The PATS provides better pressure dispersion probably because it has a shape that is more adapted to the user’s body than the leather T-strap. Our previous study demonstrated that an AFO with an ankle joint with a T-strap with free dorsiflexion and restricted plantarflexion was effective in correcting ankle joint inversion during gait in able-bodied participants6). In the present study, the PATS was better suited to the lateral malleolus than the leather T-strap, with a reduced pressure applied to the center of the lateral malleolus during the loading response, mid-stance, and terminal stance phases. Our next goal is to verify the effectiveness of the PATS in correcting ankle joint inversion and its suitability to the lateral malleolus in actual stroke patients. The present study was able to verify its suitability to the lateral malleolus of able-bodied participants.

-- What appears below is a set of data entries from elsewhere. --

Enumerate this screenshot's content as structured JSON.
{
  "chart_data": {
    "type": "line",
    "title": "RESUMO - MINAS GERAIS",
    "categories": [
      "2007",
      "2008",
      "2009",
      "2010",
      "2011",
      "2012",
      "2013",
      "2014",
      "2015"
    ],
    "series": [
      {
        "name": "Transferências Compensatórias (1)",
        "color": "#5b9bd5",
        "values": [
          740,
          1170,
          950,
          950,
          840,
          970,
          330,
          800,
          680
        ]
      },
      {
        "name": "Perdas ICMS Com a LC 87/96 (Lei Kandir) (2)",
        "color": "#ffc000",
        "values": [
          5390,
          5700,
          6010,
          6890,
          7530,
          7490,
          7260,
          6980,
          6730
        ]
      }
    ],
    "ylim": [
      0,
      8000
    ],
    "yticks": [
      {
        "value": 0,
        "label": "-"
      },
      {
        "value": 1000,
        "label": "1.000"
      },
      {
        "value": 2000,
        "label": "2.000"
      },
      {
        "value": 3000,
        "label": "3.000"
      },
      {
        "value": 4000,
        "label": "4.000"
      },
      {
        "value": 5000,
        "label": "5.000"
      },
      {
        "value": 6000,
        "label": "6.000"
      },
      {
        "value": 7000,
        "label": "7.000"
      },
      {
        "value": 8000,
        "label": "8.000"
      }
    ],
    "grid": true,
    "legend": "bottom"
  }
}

Limitations of the study include that it included only able-bodied participants. In patients with excessively increased muscle tone due to ankle joint inversion, the plastic part of the PATS-AFO ankle joint may be deflected, rendering it less effective in correcting ankle joint inversion. In addition, although leather is known to adapt to the shape of the user’s body over time, the present study used newly made leather T-straps, which differed from the real-world situation. Regarding the resolution of the pressure sensors used in this study, the manufacturer’s user manual states that drift of less than 3% per log hour may occur, which may have affected the measurement results. Further studies are needed to verify the corrective effect of the PATS-AFO compared with metal strut-equipped AFOs, and to evaluate its usefulness in clinical patients with stroke hemiplegia with excessive muscle tone due to ankle joint inversion.

Funding

This study received no funding.

Conflict of Interest

The authors declare no conflicts of interest.